Extract the two encoder inputs from the normalised, padded array:

| Tensor | Source | Shape |
|--------|--------|-------|
| `input` | normalised magnitude column | `[batch, 200, 1]` |
| `times` | normalised time column | `[batch, 200, 1]` |
| `mask_in` | constructed in step 3 | `[batch, 200, 1]` |

The normalised error column is **not** fed to the encoder. Errors appear only in the pretraining reconstruction loss.

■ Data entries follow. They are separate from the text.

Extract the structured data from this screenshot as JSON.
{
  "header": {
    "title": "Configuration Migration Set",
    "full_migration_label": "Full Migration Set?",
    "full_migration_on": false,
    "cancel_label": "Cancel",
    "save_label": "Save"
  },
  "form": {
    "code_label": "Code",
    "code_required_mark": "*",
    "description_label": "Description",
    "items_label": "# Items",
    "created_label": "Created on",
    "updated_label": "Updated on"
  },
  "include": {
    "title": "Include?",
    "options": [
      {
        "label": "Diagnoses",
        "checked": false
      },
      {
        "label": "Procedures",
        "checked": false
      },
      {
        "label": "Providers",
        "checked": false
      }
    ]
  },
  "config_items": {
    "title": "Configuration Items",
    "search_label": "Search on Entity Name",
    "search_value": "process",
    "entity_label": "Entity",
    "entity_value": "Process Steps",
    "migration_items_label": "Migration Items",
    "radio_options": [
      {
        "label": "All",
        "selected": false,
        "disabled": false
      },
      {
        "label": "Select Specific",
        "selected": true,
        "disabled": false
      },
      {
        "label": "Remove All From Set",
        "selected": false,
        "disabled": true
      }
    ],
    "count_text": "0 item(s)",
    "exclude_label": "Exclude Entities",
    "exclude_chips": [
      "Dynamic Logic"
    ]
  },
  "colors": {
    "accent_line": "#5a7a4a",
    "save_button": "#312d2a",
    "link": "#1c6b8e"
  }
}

Source: `src/data/loaders.py:format_inp_astromer` (`aversion='base'`).

## Inputs (ONNX)

The exported ONNX models use a **user-friendly mask convention** that is the inverse of the internal pipeline:

| Tensor | Shape | Description |
|--------|-------|-------------|
| `input` | `[batch, 200, 1]` | `mag − mean(mag)` over the window (step 2 above) |
| `times` | `[batch, 200, 1]` | `time − mean(time)` over the window (step 2 above) |
| `mask_in` | `[batch, 200, 1]` | **1 = valid observation, 0 = padding** |

The ONNX wrapper inverts `mask_in` internally before passing it to the encoder, so consumers can use the intuitive convention.

## Outputs (ONNX)

Single file `astromer2.onnx` with three named outputs:

| Output name | Shape | Aggregation |
|-------------|-------|-------------|
| `mean` | `[batch, 256]` | Masked mean pooling: `sum(z * mask_in) / sum(mask_in)` |
| `max`  | `[batch, 256]` | Masked max pooling over valid timesteps |
| `sequence` | `[batch, 200, 256]` | Per-timestep features |

Request only the output(s) you need via `session.run(["mean"], feed)` — onnxruntime will prune unused computation.

ONNX opset: 13.

## Weights

Source: [Zenodo record 18207945](https://zenodo.org/records/18207945)
Training dataset: MACHO (1.5 million light curves, V and R bands)
Checkpoint: `astromer_v2/macho/`

The test-data parquet file was generated with these MACHO weights and `sampling=False` (sequential windows).